Why are you choosing to merge BAMs post-MarkDuplicates yet again with MarkDuplicates/WithMateCigar? You can actually simultaneously MarkDups and merge RG BAMs by providing the files altogether to MarkDuplicates by specifying each file with `I=` (picard) or `-I` (gatk). I’ve done this with coordinate-sorted alignments and I believe this should also work with queryname-sorted alignment files. Please let us know if this is not the case.
From abaano on 2018-09-21
Hi @shlee
Thank you for your reply. In my workflow, I receive reads from multiple lanes/run so I process each fq pair stream query sorted bwa output to first pass dup marking and sort. Then I merge the files, which I intended to use MarkDuplicatesWithMC as you suggested using multiple INPUT. However, looking at duplicate count, reads that were marked as dups by samblaster are no longer marked by Picard hence the reduced dup count. What I was hooping to achieve is to perform dedup after merge to capture additional duplicates post merge, and hoped that the second dedup will be much faster since first round dups could be ignored. It looks like my assumption was wrong. I will test again with removing dups from the file and see if that will achieve the intended action, however, will not be ideal for implementation. Only if there was an option for PICARD to ignore reads already marked as duplicate.
So from what I understand, you are suggesting to stick with one dedup.

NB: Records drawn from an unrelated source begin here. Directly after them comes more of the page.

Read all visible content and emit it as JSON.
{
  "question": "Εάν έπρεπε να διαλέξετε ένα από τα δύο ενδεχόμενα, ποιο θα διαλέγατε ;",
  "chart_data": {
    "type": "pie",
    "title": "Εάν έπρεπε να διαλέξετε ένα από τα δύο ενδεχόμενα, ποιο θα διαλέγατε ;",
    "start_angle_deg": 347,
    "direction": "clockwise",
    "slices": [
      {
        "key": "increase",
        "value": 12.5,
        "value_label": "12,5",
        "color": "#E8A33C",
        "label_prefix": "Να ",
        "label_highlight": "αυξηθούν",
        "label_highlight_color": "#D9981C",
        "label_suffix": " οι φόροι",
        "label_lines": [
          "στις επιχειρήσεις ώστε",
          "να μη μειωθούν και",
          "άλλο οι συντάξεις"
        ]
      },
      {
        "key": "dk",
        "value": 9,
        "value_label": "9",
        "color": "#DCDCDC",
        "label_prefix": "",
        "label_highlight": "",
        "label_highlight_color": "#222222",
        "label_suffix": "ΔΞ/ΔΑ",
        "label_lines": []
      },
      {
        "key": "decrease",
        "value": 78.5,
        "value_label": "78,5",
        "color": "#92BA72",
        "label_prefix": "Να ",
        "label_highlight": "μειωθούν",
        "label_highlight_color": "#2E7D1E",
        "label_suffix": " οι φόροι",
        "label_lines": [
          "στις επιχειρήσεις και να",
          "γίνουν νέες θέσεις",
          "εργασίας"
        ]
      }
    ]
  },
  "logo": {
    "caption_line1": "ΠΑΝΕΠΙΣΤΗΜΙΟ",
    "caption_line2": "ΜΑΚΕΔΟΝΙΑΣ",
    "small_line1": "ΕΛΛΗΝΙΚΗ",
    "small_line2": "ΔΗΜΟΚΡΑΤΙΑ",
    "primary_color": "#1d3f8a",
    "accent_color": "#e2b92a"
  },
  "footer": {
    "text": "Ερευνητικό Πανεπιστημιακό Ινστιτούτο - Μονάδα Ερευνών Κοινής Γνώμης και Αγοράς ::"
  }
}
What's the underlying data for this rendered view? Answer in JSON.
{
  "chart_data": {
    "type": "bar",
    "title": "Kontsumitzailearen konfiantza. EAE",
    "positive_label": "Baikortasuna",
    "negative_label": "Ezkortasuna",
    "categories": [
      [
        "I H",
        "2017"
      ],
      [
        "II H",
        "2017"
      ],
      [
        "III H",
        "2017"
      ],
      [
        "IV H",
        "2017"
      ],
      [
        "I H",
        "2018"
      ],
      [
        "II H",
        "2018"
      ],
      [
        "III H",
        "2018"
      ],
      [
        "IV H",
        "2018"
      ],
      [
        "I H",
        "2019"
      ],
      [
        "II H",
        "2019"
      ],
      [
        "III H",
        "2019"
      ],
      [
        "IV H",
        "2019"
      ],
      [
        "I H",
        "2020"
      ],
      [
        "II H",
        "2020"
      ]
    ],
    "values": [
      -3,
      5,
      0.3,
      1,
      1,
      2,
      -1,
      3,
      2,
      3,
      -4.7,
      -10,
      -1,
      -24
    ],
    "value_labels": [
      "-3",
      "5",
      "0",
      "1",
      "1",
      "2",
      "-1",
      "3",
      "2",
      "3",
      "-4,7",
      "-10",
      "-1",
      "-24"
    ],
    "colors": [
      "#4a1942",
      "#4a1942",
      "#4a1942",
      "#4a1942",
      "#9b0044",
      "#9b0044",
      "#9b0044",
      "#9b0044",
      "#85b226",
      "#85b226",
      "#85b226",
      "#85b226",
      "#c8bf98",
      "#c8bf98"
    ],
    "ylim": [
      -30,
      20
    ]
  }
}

What mode is the recommended or more reliable. Query-sorted or coordinate sorted dedup?
From shlee on 2018-09-21
Hi @abaano,
The results will be different when you MarkDuplicates on coordinate or queryname sorted alignments. The latter will additionally mark supplementary and secondary alignments. Which strategy you use is up to you. Will supplementary or secondary alignments be important to your analysis, e.g. as would be the case to call on alternate contigs in alt-aware GRCh38 alignments?
Duplicate marking by MarkDuplicates/WithMateCigar is at the insert level and therefore a more sophisticated strategy than marking at the single-read level. I am unfamiliar with samblaster but my understanding is that other duplicate marking tools only mark at the read level. The overall effect is that you should retain more (non-dup) reads with MarkDuplicates/WithMateCigar than read-level duplicate markers. The read-level strategy artificially marks more reads as duplicate when in fact they may be unique sources of information.
Each run through MarkDuplicates/WithMateCigar will mark duplicates afresh. The readgroup-level duplicate marking plus library-level duplicate marking (made possible by passing in all read-group BAMs for a sample, even if from multiple libraries) are each performed in certain production pipelines towards distinguishing lane-level artifacts versus library complexity. If you are not a sequencing facility, you should mostly only be interested in performing sample-level duplicate marking and aggregation.
If you want to perform read-group aggregation while retaining your original duplicate flags, there are numerous ways to just join the BAM files. If you want to comprehensively mark all types of duplicates, then use MarkDuplicats on all the readgroup BAMs for a sample jointly.
Please let me know if I can clarify any part of my answer.
From abaano on 2018-10-16
@shlee , thank you for the insightful answer. This is very useful. I do have a better understanding on how to utilize each tool.
From Praveen82 on 2018-11-06
Have a quick question. Do we need to use ‘fixmate’ before doing Picard Markduplicates?
From shlee on 2018-11-07
Hi @Praveen82,
Not necessarily. You can run your BAM through ValidateSamFile to see if there is a need. You may find [Article#7571](https://software.broadinstitute.org/gatk/documentation/article.php?id=7571) helpful in interpreting ValidateSamFile results.
Optical duplicate designation requires the same pair orientation.